Ni siquiera vi venir el cambio en mi entorno. De repente, tenía un pie en un cementerio helado y el otro en un asfixiante desierto de arena negra, con el sol cayéndome sobre los hombros como una losa. Me adentré en el calor insoportable y al segundo estaba muerta de sed. Nada me atacó en esta tierra yerma. Me pregunté si lo único que hacía falta era ese sol para mantener alejados a los extraños. El siguiente espejo me hizo tener espasmos. De repente, estaba bajo el agua. No podía respirar. Me entró el pánico e intenté volver.
De todas formas, tampoco había podido respirar en la cárcel unseelie.
Dejé de luchar y me puse medio a nadar, medio a andar por el suelo del océano de algún planeta. Estaba claro que no era el nuestro porque nosotros no teníamos peces que parecieran pequeños barcos de vapor submarinos con afiladas ruedas dentadas como boca.

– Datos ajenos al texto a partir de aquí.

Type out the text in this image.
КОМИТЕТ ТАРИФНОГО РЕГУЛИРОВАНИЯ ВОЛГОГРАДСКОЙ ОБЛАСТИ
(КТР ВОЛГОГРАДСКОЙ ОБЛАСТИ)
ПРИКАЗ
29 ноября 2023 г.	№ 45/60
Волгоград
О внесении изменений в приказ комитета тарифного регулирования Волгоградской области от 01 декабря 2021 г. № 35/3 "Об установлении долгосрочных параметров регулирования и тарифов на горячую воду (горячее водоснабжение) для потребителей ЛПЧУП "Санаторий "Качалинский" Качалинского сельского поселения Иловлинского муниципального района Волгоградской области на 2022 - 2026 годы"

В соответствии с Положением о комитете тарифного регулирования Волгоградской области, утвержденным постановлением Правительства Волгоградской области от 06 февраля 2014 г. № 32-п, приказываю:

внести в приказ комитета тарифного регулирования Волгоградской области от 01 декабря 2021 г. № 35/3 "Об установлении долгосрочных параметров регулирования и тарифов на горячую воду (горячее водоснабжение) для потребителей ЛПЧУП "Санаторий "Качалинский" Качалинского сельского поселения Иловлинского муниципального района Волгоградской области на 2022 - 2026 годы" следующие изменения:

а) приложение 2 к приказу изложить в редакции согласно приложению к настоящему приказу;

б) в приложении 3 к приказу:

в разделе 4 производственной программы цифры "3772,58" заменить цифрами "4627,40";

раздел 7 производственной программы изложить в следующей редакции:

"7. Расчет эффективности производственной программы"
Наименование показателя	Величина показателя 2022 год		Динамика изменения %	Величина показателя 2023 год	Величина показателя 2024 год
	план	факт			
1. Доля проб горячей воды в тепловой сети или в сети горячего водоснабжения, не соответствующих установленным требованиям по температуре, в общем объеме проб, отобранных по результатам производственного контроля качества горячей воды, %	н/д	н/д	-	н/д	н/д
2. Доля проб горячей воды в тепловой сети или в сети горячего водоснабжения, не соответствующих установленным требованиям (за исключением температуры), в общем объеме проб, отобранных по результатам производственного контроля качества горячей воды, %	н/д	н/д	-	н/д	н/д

Mi resplandeciente lago me ofreció una burbuja, la selló a mi alrededor y todo lo que se acercaba a mí, salía rebotado.
Estaba empezando a sentirme realmente indestructible. Gallita. Puse un poco de arrogancia en mis pasos.
Cuando hube pasado por más de una docena de esta especie de zonas, era mucho más que una gallita. Mi lago oscuro tenía respuesta para cualquiera de las amenazas que se acercaban a mí. Me estaba embriagando con mi propio poder.
De un paisaje que podría haberse llamado «Medianoche en una estrella lejana» si hubiera sido un cuadro, pasé a una habitación muy poco iluminada y parpadeé.
Era Esparta, el viejo mundo, y olía bien. A especias fuertes y atrayentes. A Barrons. Sentí que me flojeaban las rodillas. Cuando le huelo, pienso en sexo. No tengo remedio.
Al instante supe dónde estaba.
Debajo del garaje que había en la parte trasera de la librería.